A ledger is not a fancier balance column. It is a different stance toward what money data is. The balance column treats the number as primary and the history as disposable; the ledger treats the movements as primary and the balance as derived, which inverts every failure. It cannot lose an update, because it never updates. It cannot forget, because it only appends. And it can always explain itself, because the explanation is the data.

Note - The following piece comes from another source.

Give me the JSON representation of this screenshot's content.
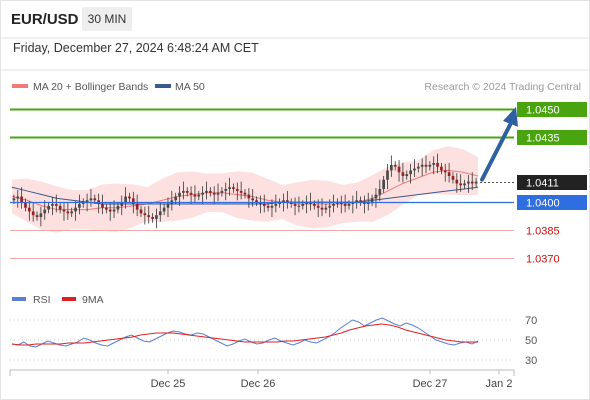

So store the movements, not the total. Keep the entries immutable, correct by reversal, and compute the balance as a query. Track posted, pending, and available separately, dedupe retries with a unique idempotency key, and pick a consistency model deliberately. And run the invariant as a live check, because a ledger's real gift is not the audit trail. It is that correctness becomes something a machine can prove, instead of something you hope is still true.

The mutable balance column is the simplest thing that looks correct and the first thing you get paged for. The ledger is more code up front and the last thing that ever surprises you about where the money went.

FAQ

Why not just store a balance column and update it?

Three reasons, and any one of them is enough. It races: two concurrent transfers both read 100, both subtract, both write 90, and you have lost an update. It forgets: an UPDATE overwrites the old value, so there is no record of how the balance got where it is. And it cannot explain itself: when a customer disputes a number, you have nothing to show them but the number. A ledger fixes all three by storing immutable entries and deriving the balance as a sum over them.

Does a debit mean money out and a credit mean money in?

No, and this is the single most common confusion. The meaning flips depending on the account type. A debit increases an asset account but decreases a liability account. The intuition comes from your bank statement, where a debit reduces your money, but that statement is written from the bank's point of view, not yours. To the bank your deposit is a liability it owes you, so crediting it increases what the bank owes. Learn the rule per account type and ignore the bank-statement reflex.

How do you correct a mistake in an immutable ledger?

You never edit or delete. You append a reversing entry that cancels the original, then append the corrected entry, both as new transactions. The original stays exactly where it was. This preserves the audit trail and the attribution chain, so you can always answer how a balance got to its current value. Editing in place destroys the forensic record, which is the entire reason you built a ledger instead of a balance column.

What is the difference between posted, pending, and available balance?

Posted is settled money: transactions that have fully cleared. Pending is money in flight: holds and authorizations that have not yet settled. Available is the conservative figure you are actually allowed to spend, computed by subtracting pending debits from the posted balance. A single balance number is not enough in production because money that is authorized but not captured is not yet money you have, and money on hold is not money you can spend again.

Why store money as integers instead of floats?

Floating-point arithmetic cannot represent most decimal fractions exactly, so sums drift by fractions of a cent and silently break the invariant that debits equal credits. Store money as an integer count of the smallest currency unit, cents for dollars, satoshi for bitcoin, or use a fixed-precision decimal type. The ledger's correctness rests on exact equality, and floats cannot give you exact equality.